The competition was one component of the second annual USAID Hispanic Serving Institutions Conference and Career Expo, which was streamed worldwide and hosted at FIU’s Biscayne Bay Campus from Oct. 18-20. The decades-long relationship between USAID and FIU reached a level of exponential growth one year ago when Administrator Samantha Power gave a speech at Georgetown University stating that the agency would be updating its recruitment strategy after far too long “recruiting from Georgetown, but not FIU,” and came to FIU’s campus several months later to sign a talent development agreement alongside President Kenneth A. Jessell.
All three FIU teams are all-well connected to The Talent Lab at FIU in Washington, D.C.; in fact, the Peruana Arriba Foundation team was made up of three current Hamilton Scholars who prepared and pitched their presentation from FIU’s brand new center in D.C. Collectively, the students won $30,000 in prize money sponsored by PepsiCo Foundation meant to assist the teams with implementing their project ideas and pursuing their own educational and internship goals toward their public service careers.

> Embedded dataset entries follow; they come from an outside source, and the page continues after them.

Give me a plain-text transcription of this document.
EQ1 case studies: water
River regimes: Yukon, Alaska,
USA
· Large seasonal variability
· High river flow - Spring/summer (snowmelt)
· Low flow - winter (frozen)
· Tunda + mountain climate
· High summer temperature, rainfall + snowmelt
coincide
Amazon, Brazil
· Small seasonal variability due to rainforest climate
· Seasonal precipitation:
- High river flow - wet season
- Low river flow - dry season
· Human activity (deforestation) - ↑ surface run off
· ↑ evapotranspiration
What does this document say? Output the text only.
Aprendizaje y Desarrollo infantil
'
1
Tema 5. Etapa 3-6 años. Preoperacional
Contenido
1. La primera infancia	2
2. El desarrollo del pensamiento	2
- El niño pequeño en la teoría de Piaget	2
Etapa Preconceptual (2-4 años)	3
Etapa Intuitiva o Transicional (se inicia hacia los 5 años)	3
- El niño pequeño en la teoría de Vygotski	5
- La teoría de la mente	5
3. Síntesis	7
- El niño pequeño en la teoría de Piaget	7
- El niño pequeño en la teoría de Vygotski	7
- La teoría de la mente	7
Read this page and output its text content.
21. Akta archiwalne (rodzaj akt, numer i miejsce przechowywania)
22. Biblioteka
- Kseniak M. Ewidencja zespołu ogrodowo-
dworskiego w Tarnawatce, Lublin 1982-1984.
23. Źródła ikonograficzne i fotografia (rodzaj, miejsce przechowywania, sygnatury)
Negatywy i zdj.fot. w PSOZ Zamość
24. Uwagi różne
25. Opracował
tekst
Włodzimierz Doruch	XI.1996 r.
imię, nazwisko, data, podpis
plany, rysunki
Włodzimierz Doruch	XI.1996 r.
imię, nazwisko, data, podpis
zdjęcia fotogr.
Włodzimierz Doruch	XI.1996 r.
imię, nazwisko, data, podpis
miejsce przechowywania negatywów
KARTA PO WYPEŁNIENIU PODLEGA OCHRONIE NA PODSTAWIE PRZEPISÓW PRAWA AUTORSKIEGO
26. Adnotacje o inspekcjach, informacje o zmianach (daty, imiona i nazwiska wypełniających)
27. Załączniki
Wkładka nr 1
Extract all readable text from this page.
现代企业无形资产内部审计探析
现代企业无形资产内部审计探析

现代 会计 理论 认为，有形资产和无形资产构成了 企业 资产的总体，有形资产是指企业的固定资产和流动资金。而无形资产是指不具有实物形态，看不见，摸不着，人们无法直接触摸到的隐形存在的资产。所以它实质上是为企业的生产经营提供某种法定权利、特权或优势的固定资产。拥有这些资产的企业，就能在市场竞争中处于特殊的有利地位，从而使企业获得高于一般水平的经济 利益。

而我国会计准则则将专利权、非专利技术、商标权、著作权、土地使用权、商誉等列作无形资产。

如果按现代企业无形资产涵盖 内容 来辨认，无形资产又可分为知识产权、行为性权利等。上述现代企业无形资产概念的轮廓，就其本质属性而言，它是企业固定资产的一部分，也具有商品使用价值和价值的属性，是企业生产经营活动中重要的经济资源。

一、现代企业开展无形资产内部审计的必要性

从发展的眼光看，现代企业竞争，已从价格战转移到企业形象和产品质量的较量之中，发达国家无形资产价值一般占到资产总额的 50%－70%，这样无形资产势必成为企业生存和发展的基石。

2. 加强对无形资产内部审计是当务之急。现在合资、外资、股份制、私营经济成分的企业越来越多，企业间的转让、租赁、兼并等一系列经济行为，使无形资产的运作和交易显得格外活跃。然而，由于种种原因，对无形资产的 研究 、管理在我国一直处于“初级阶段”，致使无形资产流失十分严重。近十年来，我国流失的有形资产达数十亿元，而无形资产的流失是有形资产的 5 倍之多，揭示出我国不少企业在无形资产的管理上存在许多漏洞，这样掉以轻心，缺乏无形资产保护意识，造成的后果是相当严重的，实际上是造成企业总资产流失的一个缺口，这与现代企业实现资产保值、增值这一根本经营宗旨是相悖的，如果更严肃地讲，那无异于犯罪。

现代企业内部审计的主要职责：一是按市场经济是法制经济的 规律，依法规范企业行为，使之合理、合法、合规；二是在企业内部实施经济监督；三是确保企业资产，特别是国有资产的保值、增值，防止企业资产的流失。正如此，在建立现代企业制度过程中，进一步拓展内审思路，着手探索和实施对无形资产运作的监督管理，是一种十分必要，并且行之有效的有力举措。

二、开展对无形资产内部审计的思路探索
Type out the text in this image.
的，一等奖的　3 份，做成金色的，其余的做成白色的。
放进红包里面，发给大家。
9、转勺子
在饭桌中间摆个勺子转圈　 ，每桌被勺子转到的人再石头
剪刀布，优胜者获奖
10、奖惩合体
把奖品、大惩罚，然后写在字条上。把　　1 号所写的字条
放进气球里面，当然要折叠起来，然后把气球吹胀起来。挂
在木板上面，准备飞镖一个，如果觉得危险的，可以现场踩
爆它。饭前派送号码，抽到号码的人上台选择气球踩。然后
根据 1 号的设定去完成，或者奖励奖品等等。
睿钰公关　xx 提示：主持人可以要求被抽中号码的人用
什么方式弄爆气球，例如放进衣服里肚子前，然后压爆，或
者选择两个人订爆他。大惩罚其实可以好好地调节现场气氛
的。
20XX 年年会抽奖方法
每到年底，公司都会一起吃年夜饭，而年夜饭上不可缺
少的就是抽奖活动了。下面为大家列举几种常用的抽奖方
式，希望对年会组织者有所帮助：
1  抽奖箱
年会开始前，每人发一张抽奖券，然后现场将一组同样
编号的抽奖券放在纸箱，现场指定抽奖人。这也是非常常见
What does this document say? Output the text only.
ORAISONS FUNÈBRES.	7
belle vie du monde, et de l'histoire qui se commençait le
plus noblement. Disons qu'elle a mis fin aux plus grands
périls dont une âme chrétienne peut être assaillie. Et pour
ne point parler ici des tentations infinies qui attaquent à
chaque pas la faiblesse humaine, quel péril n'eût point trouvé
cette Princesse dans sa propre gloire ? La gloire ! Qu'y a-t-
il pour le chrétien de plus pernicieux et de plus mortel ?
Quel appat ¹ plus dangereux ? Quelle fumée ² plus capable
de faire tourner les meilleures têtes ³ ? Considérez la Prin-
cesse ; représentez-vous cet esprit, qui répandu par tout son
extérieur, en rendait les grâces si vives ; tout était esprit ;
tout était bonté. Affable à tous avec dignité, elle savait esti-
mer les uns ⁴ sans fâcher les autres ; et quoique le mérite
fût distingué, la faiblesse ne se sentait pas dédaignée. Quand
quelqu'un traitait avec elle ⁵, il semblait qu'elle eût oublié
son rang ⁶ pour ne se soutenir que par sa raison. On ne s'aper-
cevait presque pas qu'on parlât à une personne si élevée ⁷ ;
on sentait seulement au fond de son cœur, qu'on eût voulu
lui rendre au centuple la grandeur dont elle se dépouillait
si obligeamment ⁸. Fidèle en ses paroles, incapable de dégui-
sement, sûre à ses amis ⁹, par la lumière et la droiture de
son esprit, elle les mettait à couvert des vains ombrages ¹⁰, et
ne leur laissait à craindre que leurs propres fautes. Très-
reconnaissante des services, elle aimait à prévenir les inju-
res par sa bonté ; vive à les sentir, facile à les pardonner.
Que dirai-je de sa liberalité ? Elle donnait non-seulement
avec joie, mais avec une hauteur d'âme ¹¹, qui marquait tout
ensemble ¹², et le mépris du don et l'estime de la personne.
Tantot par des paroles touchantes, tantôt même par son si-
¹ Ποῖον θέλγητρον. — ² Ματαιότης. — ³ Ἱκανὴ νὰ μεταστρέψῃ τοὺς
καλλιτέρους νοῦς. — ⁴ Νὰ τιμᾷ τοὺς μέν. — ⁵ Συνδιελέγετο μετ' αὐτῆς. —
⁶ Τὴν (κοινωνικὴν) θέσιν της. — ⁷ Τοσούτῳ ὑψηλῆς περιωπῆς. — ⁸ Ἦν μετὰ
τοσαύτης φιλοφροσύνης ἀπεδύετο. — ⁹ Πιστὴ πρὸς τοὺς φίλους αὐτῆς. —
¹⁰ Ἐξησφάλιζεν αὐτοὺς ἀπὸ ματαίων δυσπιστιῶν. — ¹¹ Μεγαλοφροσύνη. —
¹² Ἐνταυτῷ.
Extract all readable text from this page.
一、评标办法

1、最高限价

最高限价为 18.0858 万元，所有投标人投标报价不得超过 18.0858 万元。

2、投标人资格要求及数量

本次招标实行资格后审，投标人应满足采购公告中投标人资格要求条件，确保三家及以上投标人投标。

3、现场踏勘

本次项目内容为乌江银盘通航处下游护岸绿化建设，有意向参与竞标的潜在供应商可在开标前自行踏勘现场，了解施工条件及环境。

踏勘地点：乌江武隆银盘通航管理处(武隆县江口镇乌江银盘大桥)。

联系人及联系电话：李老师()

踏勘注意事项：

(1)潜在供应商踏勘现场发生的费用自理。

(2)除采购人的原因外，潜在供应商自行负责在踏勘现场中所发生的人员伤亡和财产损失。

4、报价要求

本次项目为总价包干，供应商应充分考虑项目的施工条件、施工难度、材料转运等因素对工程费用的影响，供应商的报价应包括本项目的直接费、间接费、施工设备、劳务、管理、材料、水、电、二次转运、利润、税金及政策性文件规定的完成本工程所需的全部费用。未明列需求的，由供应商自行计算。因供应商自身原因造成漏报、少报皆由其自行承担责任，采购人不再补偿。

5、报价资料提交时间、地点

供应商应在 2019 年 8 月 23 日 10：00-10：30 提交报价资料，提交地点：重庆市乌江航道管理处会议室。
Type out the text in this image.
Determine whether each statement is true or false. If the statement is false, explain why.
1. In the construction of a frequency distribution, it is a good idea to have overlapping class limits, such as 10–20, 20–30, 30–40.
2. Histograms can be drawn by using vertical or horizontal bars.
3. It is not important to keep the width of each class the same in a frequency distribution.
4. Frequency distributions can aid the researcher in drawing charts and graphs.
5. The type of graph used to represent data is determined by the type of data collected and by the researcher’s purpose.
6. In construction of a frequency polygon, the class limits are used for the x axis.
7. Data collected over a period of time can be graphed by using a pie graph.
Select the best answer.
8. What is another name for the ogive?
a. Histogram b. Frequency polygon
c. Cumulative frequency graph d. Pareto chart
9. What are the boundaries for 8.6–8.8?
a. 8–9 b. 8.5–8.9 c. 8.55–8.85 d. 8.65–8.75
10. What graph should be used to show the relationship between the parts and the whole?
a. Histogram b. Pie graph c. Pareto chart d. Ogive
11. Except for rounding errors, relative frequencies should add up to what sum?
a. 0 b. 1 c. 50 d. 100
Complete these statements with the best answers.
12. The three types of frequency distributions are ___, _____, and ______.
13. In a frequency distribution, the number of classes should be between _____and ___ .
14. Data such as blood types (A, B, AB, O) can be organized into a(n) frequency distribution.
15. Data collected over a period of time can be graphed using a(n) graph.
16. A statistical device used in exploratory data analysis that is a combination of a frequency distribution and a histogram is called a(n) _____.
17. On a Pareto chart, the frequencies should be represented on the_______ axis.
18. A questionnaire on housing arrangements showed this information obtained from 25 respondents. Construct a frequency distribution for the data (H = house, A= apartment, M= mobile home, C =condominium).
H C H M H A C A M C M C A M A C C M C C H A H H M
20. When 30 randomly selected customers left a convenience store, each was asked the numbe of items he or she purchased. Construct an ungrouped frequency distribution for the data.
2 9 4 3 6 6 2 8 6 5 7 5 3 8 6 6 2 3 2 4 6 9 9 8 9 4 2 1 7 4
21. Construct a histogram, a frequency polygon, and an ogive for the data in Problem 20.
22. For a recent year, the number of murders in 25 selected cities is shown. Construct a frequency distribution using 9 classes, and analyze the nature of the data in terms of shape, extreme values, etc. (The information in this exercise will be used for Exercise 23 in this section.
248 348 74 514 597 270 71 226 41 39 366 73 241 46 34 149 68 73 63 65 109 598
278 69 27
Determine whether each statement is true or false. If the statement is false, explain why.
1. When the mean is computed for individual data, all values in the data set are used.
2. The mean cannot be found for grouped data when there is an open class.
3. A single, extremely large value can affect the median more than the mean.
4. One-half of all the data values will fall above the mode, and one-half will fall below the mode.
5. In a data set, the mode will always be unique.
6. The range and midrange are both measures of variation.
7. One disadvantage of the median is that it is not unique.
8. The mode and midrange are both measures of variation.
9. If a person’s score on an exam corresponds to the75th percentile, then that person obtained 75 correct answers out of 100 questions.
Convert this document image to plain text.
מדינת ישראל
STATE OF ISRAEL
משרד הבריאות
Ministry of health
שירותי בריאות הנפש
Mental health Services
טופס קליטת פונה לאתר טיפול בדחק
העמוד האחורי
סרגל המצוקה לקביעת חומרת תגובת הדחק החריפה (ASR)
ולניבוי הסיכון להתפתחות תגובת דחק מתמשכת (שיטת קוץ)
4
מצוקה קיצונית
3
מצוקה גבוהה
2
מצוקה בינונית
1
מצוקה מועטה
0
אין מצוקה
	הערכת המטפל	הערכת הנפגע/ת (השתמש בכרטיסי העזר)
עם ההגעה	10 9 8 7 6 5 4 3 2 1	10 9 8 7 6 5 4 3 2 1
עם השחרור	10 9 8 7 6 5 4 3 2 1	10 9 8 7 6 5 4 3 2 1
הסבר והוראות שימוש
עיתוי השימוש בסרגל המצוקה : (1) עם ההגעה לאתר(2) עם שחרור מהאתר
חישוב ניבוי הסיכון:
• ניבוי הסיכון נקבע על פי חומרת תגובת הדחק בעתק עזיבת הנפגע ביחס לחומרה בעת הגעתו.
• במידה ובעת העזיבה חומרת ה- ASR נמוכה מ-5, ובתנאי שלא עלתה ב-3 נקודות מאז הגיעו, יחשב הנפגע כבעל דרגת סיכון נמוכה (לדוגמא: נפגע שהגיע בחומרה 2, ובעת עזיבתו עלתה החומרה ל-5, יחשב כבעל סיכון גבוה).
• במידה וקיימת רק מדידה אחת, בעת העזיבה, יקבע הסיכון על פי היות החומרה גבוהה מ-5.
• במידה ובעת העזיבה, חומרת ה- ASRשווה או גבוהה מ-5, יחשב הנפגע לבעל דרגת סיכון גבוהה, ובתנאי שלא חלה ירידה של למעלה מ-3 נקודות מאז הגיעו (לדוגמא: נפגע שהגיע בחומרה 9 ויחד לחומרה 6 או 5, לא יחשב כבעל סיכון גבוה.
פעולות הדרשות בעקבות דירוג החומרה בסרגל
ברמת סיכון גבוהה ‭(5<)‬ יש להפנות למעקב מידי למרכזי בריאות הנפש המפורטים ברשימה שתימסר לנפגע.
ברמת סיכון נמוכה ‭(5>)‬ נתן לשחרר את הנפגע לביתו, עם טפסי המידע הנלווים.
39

“As a Latino immigrant, I think it is important to work to improve conditions with Latin America as China and Russia look to increase their influence in the region,” said Jhamil Pujols, a political science student who participated. “This competition helped gather aspects of international development that I didn’t know, such as budgeting.”
Each team’s live presentation focused on the financial, training and logistical support that the United States could offer Peru’s women potato farmers, while experts in international agricultural affairs from the Center for Strategic and International Studies, USAID, and the PepsiCo Foundation provided feedback for future direction.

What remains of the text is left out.